Dirac--Bianconi Graph Neural Networks -- Enabling Non-Diffusive Long-Range Graph Predictions

TL;DR

This paper introduces Dirac--Bianconi GNNs (DBGNNs), a novel architecture based on the topological Dirac equation, enabling non-diffusive, long-range graph predictions that outperform traditional message passing neural networks.

Contribution

The paper presents DBGNNs, a new GNN architecture inspired by the topological Dirac equation, offering a fundamentally different approach to exploring graph geometry and long-range information propagation.

Findings

DBGNNs outperform conventional MPNNs in long-range predictions.

Experimental results on power grid stability and peptide properties show superior accuracy.

DBGNNs explore graph geometry in a non-diffusive, coherent manner.

Abstract

The geometry of a graph is encoded in dynamical processes on the graph.

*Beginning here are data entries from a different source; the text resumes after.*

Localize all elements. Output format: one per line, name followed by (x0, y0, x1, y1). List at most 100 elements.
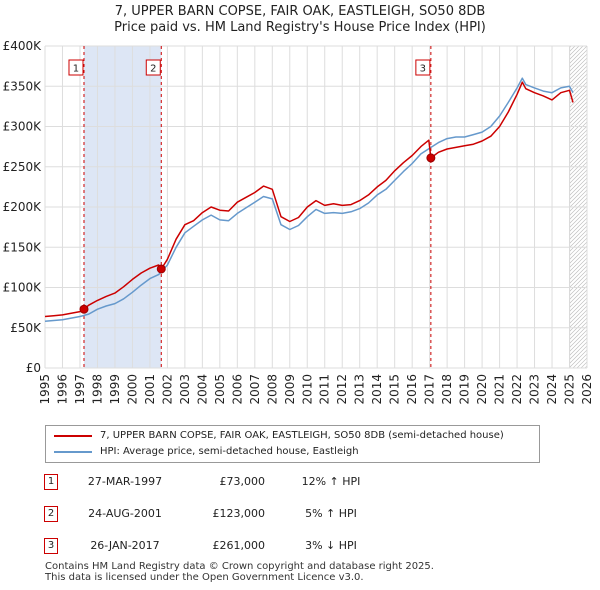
x-tick-label: 1997 (73, 374, 87, 405)
forecast-hatch (569, 241, 587, 260)
sale-number-badge: 3 (44, 538, 58, 554)
forecast-hatch (569, 161, 587, 180)
x-tick-label: 1998 (90, 374, 104, 405)
legend-swatch-property (54, 435, 92, 437)
forecast-hatch (569, 305, 587, 324)
forecast-hatch (569, 205, 587, 224)
y-tick-label: £200K (3, 200, 43, 214)
forecast-hatch (569, 249, 587, 268)
forecast-hatch (569, 125, 587, 144)
forecast-hatch (570, 26, 587, 43)
forecast-hatch (569, 277, 587, 296)
forecast-hatch (569, 213, 587, 232)
sale-hpi-diff: 3% ↓ HPI (305, 539, 357, 552)
forecast-hatch (569, 233, 587, 252)
x-tick-label: 2005 (213, 374, 227, 405)
x-tick-label: 2023 (528, 374, 542, 405)
y-tick-label: £350K (3, 79, 43, 93)
forecast-hatch (569, 153, 587, 172)
x-tick-label: 2016 (405, 374, 419, 405)
forecast-hatch (569, 325, 587, 344)
forecast-hatch (569, 309, 587, 328)
x-tick-label: 2007 (248, 374, 262, 405)
forecast-hatch (569, 46, 572, 48)
forecast-hatch (569, 225, 587, 244)
forecast-hatch (569, 93, 587, 112)
forecast-hatch (569, 189, 587, 208)
legend-item-property: 7, UPPER BARN COPSE, FAIR OAK, EASTLEIGH… (54, 428, 534, 444)
y-tick-label: £100K (3, 281, 43, 295)
forecast-hatch (569, 57, 587, 76)
property-price-line (44, 81, 574, 318)
forecast-hatch (569, 209, 587, 228)
forecast-hatch (569, 265, 587, 284)
footer-copyright: Contains HM Land Registry data © Crown c… (45, 561, 434, 572)
forecast-hatch (569, 329, 587, 348)
forecast-hatch (569, 317, 587, 336)
x-tick-label: 2003 (178, 374, 192, 405)
x-tick-label: 2024 (545, 374, 559, 405)
forecast-hatch (569, 46, 580, 56)
sale-price: £261,000 (212, 539, 266, 552)
y-tick-label: £250K (3, 160, 43, 174)
forecast-hatch (569, 345, 587, 364)
x-tick-label: 2014 (370, 374, 384, 405)
forecast-hatch (569, 201, 587, 220)
forecast-hatch (569, 133, 587, 152)
legend-item-hpi: HPI: Average price, semi-detached house,… (54, 444, 534, 460)
forecast-hatch (569, 337, 587, 356)
forecast-hatch (569, 261, 587, 280)
forecast-hatch (569, 145, 587, 164)
forecast-hatch (580, 361, 587, 368)
forecast-hatch (569, 273, 587, 292)
forecast-hatch (569, 97, 587, 116)
forecast-hatch (569, 46, 587, 64)
x-tick-label: 2008 (265, 374, 279, 405)
x-tick-label: 2021 (493, 374, 507, 405)
x-tick-label: 2004 (195, 374, 209, 405)
forecast-hatch (569, 53, 587, 72)
forecast-hatch (569, 289, 587, 308)
forecast-hatch (569, 229, 587, 248)
sale-point (426, 153, 436, 163)
forecast-hatch (569, 245, 587, 264)
x-tick-label: 2013 (353, 374, 367, 405)
forecast-hatch (569, 73, 587, 92)
sale-label-number: 2 (150, 64, 156, 75)
sale-row: 2 24-AUG-2001 £123,000 5% ↑ HPI (0, 506, 600, 524)
forecast-hatch (569, 217, 587, 236)
forecast-hatch (569, 89, 587, 108)
x-tick-label: 2026 (580, 374, 594, 405)
sale-label-number: 3 (420, 64, 426, 75)
forecast-hatch (569, 177, 587, 196)
forecast-hatch (569, 105, 587, 124)
legend-label-hpi: HPI: Average price, semi-detached house,… (100, 446, 359, 457)
x-tick-label: 1996 (55, 374, 69, 405)
legend-label-property: 7, UPPER BARN COPSE, FAIR OAK, EASTLEIGH… (100, 430, 504, 441)
x-tick-label: 2002 (160, 374, 174, 405)
sale-label-number: 1 (73, 64, 79, 75)
forecast-hatch (569, 185, 587, 204)
forecast-hatch (569, 46, 584, 60)
forecast-hatch (569, 257, 587, 276)
forecast-hatch (569, 109, 587, 128)
sale-number-badge: 1 (44, 474, 58, 490)
x-tick-label: 2009 (283, 374, 297, 405)
forecast-hatch (569, 193, 587, 212)
sale-label-box (145, 59, 161, 76)
forecast-hatch (569, 65, 587, 84)
x-tick-label: 2019 (458, 374, 472, 405)
y-tick-label: £0 (26, 361, 41, 375)
y-tick-label: £50K (10, 321, 42, 335)
x-tick-label: 2006 (230, 374, 244, 405)
forecast-hatch (569, 46, 576, 52)
forecast-hatch (569, 129, 587, 148)
forecast-hatch (569, 181, 587, 200)
forecast-hatch (569, 253, 587, 272)
x-tick-label: 2015 (388, 374, 402, 405)
x-tick-label: 2022 (510, 374, 524, 405)
chart-subtitle: Price paid vs. HM Land Registry's House … (114, 20, 486, 35)
x-tick-label: 2025 (563, 374, 577, 405)
sale-date: 26-JAN-2017 (90, 539, 160, 552)
x-tick-label: 2000 (125, 374, 139, 405)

Many graph neural network (GNN) architectures are inspired by such dynamical systems, typically based on the graph Laplacian. Here, we introduce Dirac--Bianconi GNNs (DBGNNs), which are based on the topological Dirac equation recently proposed by Bianconi. Based on the graph Laplacian, we demonstrate that DBGNNs explore the geometry of the graph in a fundamentally different way than conventional message passing neural networks (MPNNs). While regular MPNNs propagate features diffusively, analogous to the heat equation, DBGNNs allow for coherent long-range propagation. Experimental results showcase the superior performance of DBGNNs over existing conventional MPNNs for long-range predictions of power grid stability and peptide properties. This study highlights the effectiveness of DBGNNs in capturing intricate graph dynamics, providing notable advancements in GNN architectures.